Tokenisation over Bounded Alphabets is Hard
Violeta Kastreva ⋅ Philip Whittington ⋅ Dennis Komm ⋅ Tiago Pimentel
Abstract
Recent works have shown that tokenisation is $\mathsf{NP}$-complete. However, these works assume tokenisation is applied to inputs with unboundedly large alphabets—an unrealistic assumption, given that in practice tokenisers operate over fixed-size alphabets, such as bytes or Unicode-characters. We close this gap by analysing tokenisation over bounded alphabets, considering two natural variants: bottom-up tokenisation and direct tokenisation, where we must, respectively, select a sequence of merge operations or a vocabulary whose application optimally compresses a dataset. We prove that even with binary alphabets, both variants are not only $\mathsf{NP}$-complete, but also $\mathsf{APX}$-hard and thus admit no polynomial-time approximation scheme (unless $\mathsf{P}=\mathsf{NP}$). We further show that direct tokenisation remains $\mathsf{NP}$-complete even when applied to unary alphabets.

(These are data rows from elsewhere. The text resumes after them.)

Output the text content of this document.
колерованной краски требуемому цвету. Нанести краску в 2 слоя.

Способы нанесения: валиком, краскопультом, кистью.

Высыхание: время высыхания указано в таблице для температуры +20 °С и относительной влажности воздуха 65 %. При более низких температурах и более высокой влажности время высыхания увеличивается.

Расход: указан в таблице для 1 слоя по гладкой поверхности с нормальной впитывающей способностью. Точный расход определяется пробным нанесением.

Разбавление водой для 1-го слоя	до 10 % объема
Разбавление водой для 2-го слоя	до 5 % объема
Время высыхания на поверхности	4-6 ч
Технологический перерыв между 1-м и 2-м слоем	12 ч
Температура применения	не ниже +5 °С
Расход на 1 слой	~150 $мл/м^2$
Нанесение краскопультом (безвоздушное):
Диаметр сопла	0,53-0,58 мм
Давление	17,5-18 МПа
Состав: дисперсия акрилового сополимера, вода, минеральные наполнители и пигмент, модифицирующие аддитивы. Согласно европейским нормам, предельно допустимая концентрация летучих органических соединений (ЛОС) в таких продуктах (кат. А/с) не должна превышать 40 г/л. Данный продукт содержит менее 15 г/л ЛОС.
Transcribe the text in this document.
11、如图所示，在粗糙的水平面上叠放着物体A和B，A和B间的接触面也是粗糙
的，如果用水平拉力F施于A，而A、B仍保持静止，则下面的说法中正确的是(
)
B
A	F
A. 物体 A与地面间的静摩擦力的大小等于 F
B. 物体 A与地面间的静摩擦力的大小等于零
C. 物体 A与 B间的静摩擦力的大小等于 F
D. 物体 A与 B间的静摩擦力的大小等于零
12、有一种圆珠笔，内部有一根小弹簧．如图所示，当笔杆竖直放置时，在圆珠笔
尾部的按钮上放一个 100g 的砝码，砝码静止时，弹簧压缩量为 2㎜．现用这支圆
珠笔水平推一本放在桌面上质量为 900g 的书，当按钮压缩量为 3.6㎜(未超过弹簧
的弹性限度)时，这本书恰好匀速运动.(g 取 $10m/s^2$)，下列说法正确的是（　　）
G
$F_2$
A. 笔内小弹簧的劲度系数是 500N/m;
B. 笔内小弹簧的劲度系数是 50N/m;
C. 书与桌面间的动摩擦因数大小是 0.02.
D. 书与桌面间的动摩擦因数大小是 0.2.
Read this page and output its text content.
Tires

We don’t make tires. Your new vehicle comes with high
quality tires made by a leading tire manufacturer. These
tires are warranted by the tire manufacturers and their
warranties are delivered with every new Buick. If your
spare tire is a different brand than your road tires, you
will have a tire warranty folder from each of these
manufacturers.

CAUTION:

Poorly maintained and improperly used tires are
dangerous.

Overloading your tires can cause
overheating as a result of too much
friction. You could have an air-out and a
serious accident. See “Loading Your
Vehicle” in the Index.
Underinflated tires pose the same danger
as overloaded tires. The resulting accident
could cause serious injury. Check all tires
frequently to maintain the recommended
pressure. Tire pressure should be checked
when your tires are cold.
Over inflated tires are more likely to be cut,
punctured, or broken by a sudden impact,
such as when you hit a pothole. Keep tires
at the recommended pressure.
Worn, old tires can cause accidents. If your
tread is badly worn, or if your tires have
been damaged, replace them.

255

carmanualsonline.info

These results establish that the computational intractability of tokenisation is not an artifact of large alphabets or complex constructions, but a fundamental barrier. Overall, our results explain why current practical algorithms such as BPE and UnigramLM are heuristic, and point toward approximation algorithms being an important path going forward for tokenisation research.